# Élision du "e" des pronoms (je, me, te, le), de "de", "que" ou "ne" dans la langue familière



## @Demetrius

Bonjour,

Dans le français parlé, lorsque vous parlez rapidement, quel mot êtes-vous le plus susceptible d'élider : _je _ou _te _? En d'autres termes, diriez-vous : _J'te vois_, ou bien _Je t'vois_ ? C'est une question que je me pose souvent en français.

(N'hésitez pas à corriger mes fautes de français !)

Merci d'avance.


----------



## Philippides

_J'te vois_


----------



## @Demetrius

Merci beaucoup, Philippides ! Est-ce que l'autre prononciation est totalement impossible, ou est-ce que il s'agit d'une question de préférence ? J'aurais cru que le pronom personnel sujet _je _étais plus important que le pronom objet _te_, mais apparemment ce n'est pas le bon raisonnement.

Pareillement, je suppose que vous dites aussi _J'me regarde _et non _Je m'regarde_ ? Merci encore, ça m'aide beaucoup !


----------



## Philippides

Pourquoi j'prononce comm'ça et pas autrement ? J'en sais rien !

Quelques hypothèses :
1/ C'est plus facile, ça passe mieux en bouche (mouais ça reste à prouver, je ne me convainc pas moi même, )
2/ Le pronom personnel sujet est plus facilement sous-entendu, d'ailleurs une langue comme l'espagnol ne l'utilise pratiquement jamais

Mais, pour vous achever, je pense que je dirais plutôt "Je m'regarde"


----------



## @Demetrius

Ah, c'est peut-être au cas par cas alors ! Je viens de demander à ma colocataire française qui m'a dit qu'elle dirait plutôt _Je me r'garde_ !


----------



## MeBenji

Curieux!
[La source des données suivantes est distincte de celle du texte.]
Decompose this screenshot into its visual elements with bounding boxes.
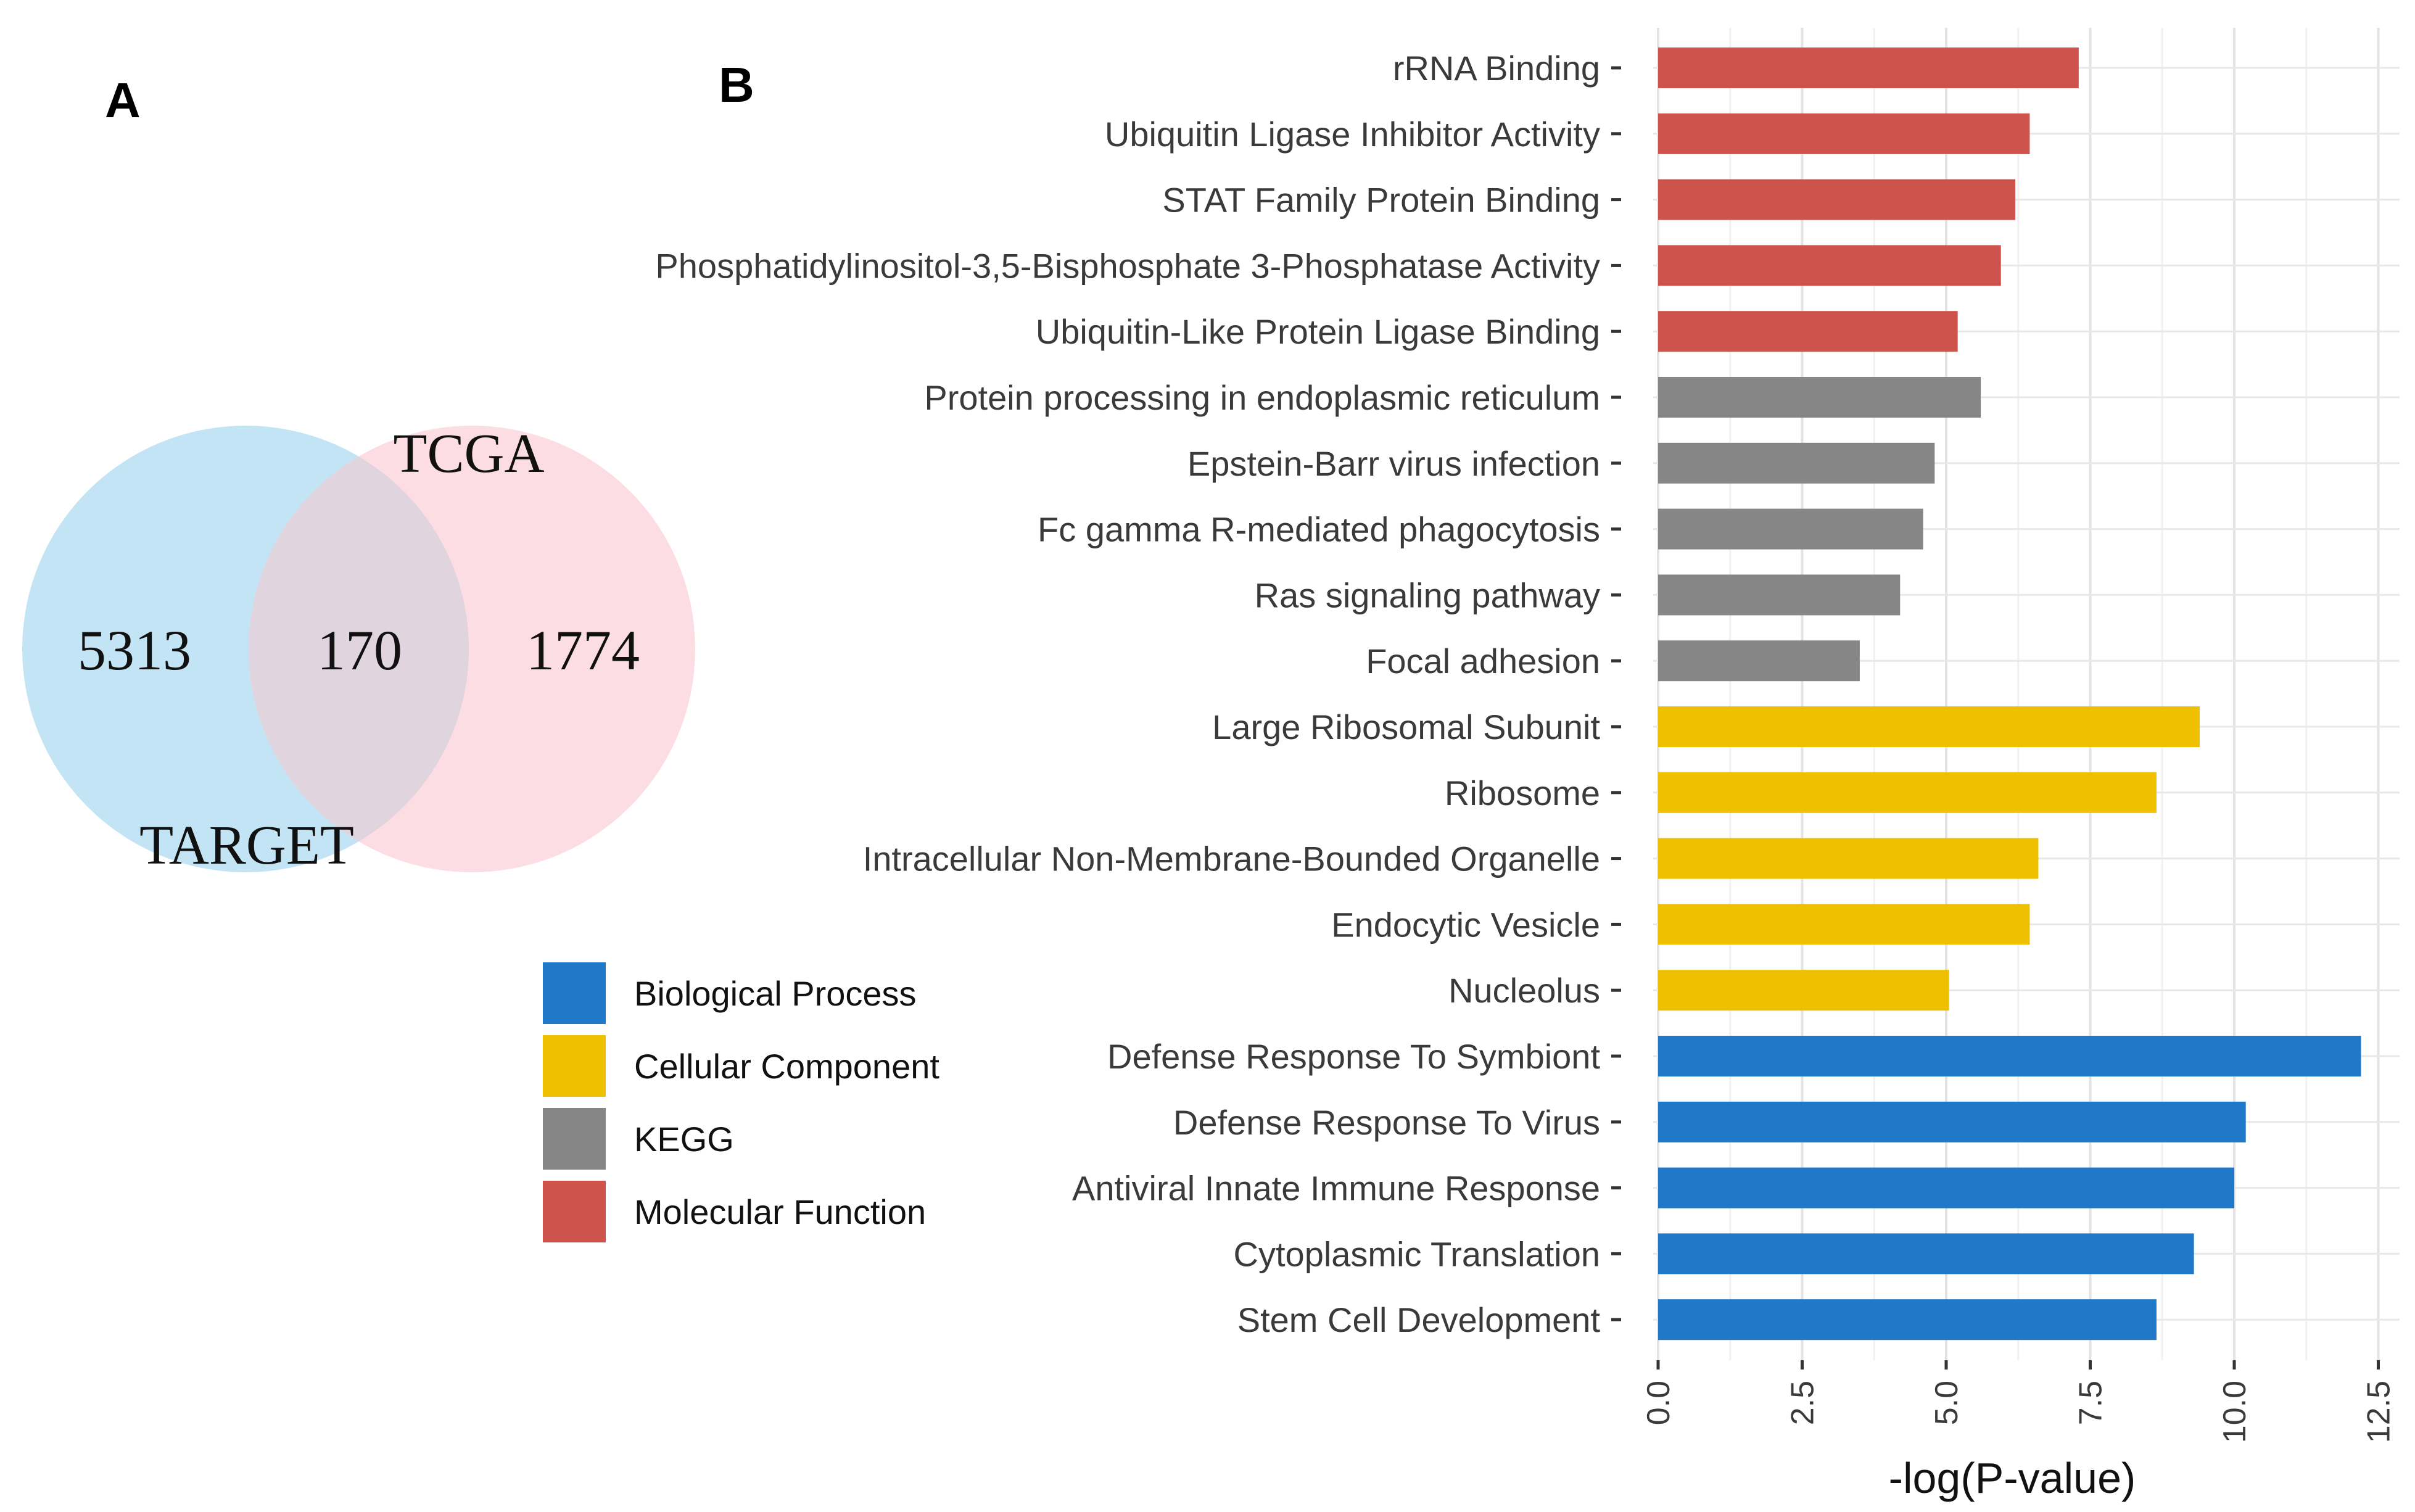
venn-overlap <box>249 426 469 872</box>
x-axis-ticks: 0.0 2.5 5.0 7.5 10.0 12.5 <box>1641 1360 2397 1443</box>
x-tick-label: 12.5 <box>2361 1381 2397 1443</box>
legend-label: Biological Process <box>634 974 917 1013</box>
bar <box>1658 904 2030 945</box>
bar <box>1658 706 2200 747</box>
category-label: Antiviral Innate Immune Response <box>1072 1169 1600 1208</box>
bar <box>1658 574 1901 616</box>
panel-b-letter: B <box>719 57 754 112</box>
bars <box>1658 48 2361 1341</box>
category-label: rRNA Binding <box>1393 49 1600 88</box>
category-label: Endocytic Vesicle <box>1331 905 1600 944</box>
legend: Biological Process Cellular Component KEGG… <box>543 962 939 1242</box>
category-label: Defense Response To Symbiont <box>1107 1037 1600 1076</box>
category-label: Ribosome <box>1445 774 1600 812</box>
bar <box>1658 311 1958 352</box>
x-tick-label: 7.5 <box>2073 1381 2109 1425</box>
venn-count-target-only: 5313 <box>78 619 191 682</box>
category-label: Cytoplasmic Translation <box>1234 1234 1600 1273</box>
venn-label-target: TARGET <box>139 815 354 876</box>
bar <box>1658 48 2079 88</box>
x-tick-label: 5.0 <box>1929 1381 1965 1425</box>
category-label: Intracellular Non-Membrane-Bounded Organ… <box>863 840 1600 878</box>
bar <box>1658 179 2016 220</box>
legend-swatch <box>543 962 606 1024</box>
category-label: Focal adhesion <box>1366 642 1600 680</box>
category-label: Ubiquitin-Like Protein Ligase Binding <box>1036 312 1600 351</box>
x-tick-label: 10.0 <box>2217 1381 2253 1443</box>
bar <box>1658 377 1981 418</box>
bar <box>1658 442 1935 484</box>
venn-panel: A TCGA TARGET 5313 170 1774 <box>22 73 695 876</box>
venn-count-tcga-only: 1774 <box>526 619 640 682</box>
bar <box>1658 1036 2361 1076</box>
category-label: Fc gamma R-mediated phagocytosis <box>1038 510 1600 549</box>
bar <box>1658 970 1949 1011</box>
legend-swatch <box>543 1035 606 1097</box>
legend-label: KEGG <box>634 1120 734 1159</box>
category-label: Protein processing in endoplasmic reticu… <box>924 378 1600 417</box>
bar <box>1658 113 2030 154</box>
bar <box>1658 838 2039 879</box>
x-axis-title: -log(P-value) <box>1889 1454 2136 1502</box>
x-tick-label: 0.0 <box>1641 1381 1677 1425</box>
bar <box>1658 1233 2194 1274</box>
venn-count-overlap: 170 <box>317 619 402 682</box>
panel-a-letter: A <box>105 73 141 128</box>
bar <box>1658 1167 2234 1208</box>
category-label: Nucleolus <box>1448 971 1600 1010</box>
venn-label-tcga: TCGA <box>394 423 545 484</box>
legend-swatch <box>543 1108 606 1170</box>
legend-label: Molecular Function <box>634 1192 926 1231</box>
legend-label: Cellular Component <box>634 1047 939 1086</box>
category-label: Defense Response To Virus <box>1173 1103 1600 1142</box>
legend-swatch <box>543 1181 606 1242</box>
category-label: Epstein-Barr virus infection <box>1187 444 1600 483</box>
bar <box>1658 1299 2157 1341</box>
bar <box>1658 508 1923 550</box>
category-label: Large Ribosomal Subunit <box>1212 708 1600 746</box>
category-label: Ras signaling pathway <box>1255 576 1600 614</box>
plot-background <box>1653 28 2400 1360</box>
category-label: Stem Cell Development <box>1237 1300 1601 1339</box>
bar <box>1658 640 1860 682</box>
x-tick-label: 2.5 <box>1785 1381 1821 1425</box>
category-label: Ubiquitin Ligase Inhibitor Activity <box>1105 115 1600 154</box>
bar <box>1658 772 2157 813</box>
bar-chart-panel: B rRNA Binding Ubiquitin Ligase Inhibitor… <box>543 28 2400 1502</box>
category-label: STAT Family Protein Binding <box>1162 181 1600 220</box>
bar <box>1658 1101 2246 1142</box>
category-label: Phosphatidylinositol-3,5-Bisphosphate 3-… <box>655 246 1600 285</box>
category-labels: rRNA Binding Ubiquitin Ligase Inhibitor A… <box>655 49 1621 1339</box>
bar <box>1658 245 2001 286</box>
Moi j'aurais classé les prononciation comme ceci, dans l'ordre du plus courant au plus rare:

1 J'me regarde. _(c'est sans doute la façon la plus naturelle de le dire selon moi)_
2 Je m'regarde.
3 Je me r'garde.

Voilà, mais il n'y a pas du tout de règle qui dit qu'il faut prononcer comme ceci ou comme celà, c'est selon chacun.


----------



## @Demetrius

Merci beaucoup, ça me rassure  Peut-être cela dépend aussi de l'accentuation ? Si l'on veut accentuer un mot ou un autre. J'entends beaucoup de personnes dire _Je l'pense vraiment_ (plus que _J'le pense_), mais plutôt _J'le ferai plus tard_.


----------



## plantin

MeBenji said:


> 1 J'me regarde. _(c'est sans doute la façon la plus naturelle de le dire selon moi)_
> J'me regarde. _(c'est sans doute la façon la plus naturelle de le dire selon moi)_
> 2 Je m'regarde.
> 3 Je me r'garde.


J'ai honte mais moi, c'est une quatrième prononciation, et c'est pire: _J'me r'garde, j'le f'rai plus tard _


----------



## jekoh

Je pense qu'il y a des différences régionales et que, par exemple, les gens du Sud de la France font moins volontiers ces élisions.


----------



## Lacuzon

@ Demetrius said:


> Dans le français parlé, lorsque vous parlez rapidement, quel mot êtes-vous le plus susceptible d'élider : _je _ou _te _? En d'autres termes, diriez-vous : _J'te vois_, ou bien _Je t'vois_ ?


Bonjour,

Les deux sont possibles mais j'aurais plutôt tendance à dire J'te vois.


----------



## Maître Capello

Cela dépend pour moi du pronom. Dans ma région, j'entends ainsi_ _:

très souvent _j'*te* vois/r'garde_ ; plus rarement _je *t'*vois/regarde_
autant _j'*me* vois/r'garde_ que _je *m'*vois/regarde_
autant _j'*le* vois/pense/f'rai_ que _je *l'*vois/pense/fr'ai_
Quoi qu'il en soit, l'élision du pronom sujet est à mon sens encore plus relâchée que l'élision du pronom objet.


----------



## Nawaq

j'te vois
j'me r'garde
j'l'pense vraiment/ j'le pense vraiment
j'le f'rai plus tard


----------



## danielc

Au Canada la prononciation familière serait j't vois […].


----------



## Wontstopcantstop

Comment faire la liaison en Français familier? 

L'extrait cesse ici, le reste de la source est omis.